Ford recalled some Lincoln MKX SUVs and Ford Edges in 2020 for a similar problem.

#1. Hyundai and Kia fire risk

Hyundai Elantra at the LA Auto Show in 2015.

Roman Korotkov // Shutterstock

- Potentially affected vehicles: 3.3 million
- Date reported: Sept. 22 & 25
- Cars affected: Several Hyundai and Kia cars

Hyundai and Kia are recalling several of their cars after discovering that they may catch fire.

In Hyundais, the anti-lock brake system can leak, trigger an electrical shortage, and ultimately cause a fire in the engine area. In Kias, the cause of fire may be a similar part, called the hydraulic electronic control unit, short-circuiting and causing the fire. The parts were produced by HL Mando Corp., or Mando.

Affected Hyundais include 2011-2015 Elantra, Genesis Coupe, Sonata Hybrid, 2012-2015 Accent, Azera, Veloster, 2013-2015 Elantra Coupe, Santa Fe, 2014-2015 Equus, 2010-2012 Veracruz, 2010-2013 Tucson, 2015 Tucson Fuel Cell, and 2013 Santa Fe Sport vehicles.

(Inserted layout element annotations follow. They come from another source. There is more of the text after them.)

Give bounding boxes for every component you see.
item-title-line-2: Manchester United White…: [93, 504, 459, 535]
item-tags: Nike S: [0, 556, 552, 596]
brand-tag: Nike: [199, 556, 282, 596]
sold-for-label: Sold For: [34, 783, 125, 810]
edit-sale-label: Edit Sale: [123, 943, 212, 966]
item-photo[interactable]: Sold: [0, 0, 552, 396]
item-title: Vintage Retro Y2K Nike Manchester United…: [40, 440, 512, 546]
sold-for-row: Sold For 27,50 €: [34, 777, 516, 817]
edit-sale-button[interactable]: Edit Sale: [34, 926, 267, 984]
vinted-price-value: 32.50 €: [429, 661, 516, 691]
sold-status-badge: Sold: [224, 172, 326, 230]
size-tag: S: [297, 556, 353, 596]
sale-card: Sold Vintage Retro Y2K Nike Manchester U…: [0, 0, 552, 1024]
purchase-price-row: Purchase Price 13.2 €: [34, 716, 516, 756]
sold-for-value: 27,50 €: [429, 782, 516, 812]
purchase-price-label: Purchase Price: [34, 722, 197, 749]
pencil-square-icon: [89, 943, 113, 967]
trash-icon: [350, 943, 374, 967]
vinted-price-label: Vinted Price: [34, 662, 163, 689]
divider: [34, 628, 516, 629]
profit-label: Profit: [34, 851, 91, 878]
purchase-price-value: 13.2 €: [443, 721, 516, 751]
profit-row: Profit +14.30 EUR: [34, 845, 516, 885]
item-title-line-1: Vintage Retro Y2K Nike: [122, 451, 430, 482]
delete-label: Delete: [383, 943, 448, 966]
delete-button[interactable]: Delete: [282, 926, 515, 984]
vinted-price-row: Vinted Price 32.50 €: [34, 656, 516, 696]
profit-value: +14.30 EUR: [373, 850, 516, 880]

Affected Kias include 2010-2019 Borrego SUVs, 2014-2016 Cadenza SUVs, 2010-2013 Forte and Forte Koup sedans and coupes, 2015-2018 K900 sedans, 2011-2015 Optima sedans, 2012-2017 Rio sedans and hatchbacks, 2010-2011 Rondo hatchbacks, 2011-2014 Sorento SUVs, 2011-2013 Soul hatchbacks, and 2010-2013 Sportage SUVs.

The carmakers noted that the cars can catch fire while parked or driving, and asked drivers to park outside and away from buildings until a dealer is able to repair the issue. Hyundai says it will mail notification letters to vehicle owners in November 2023.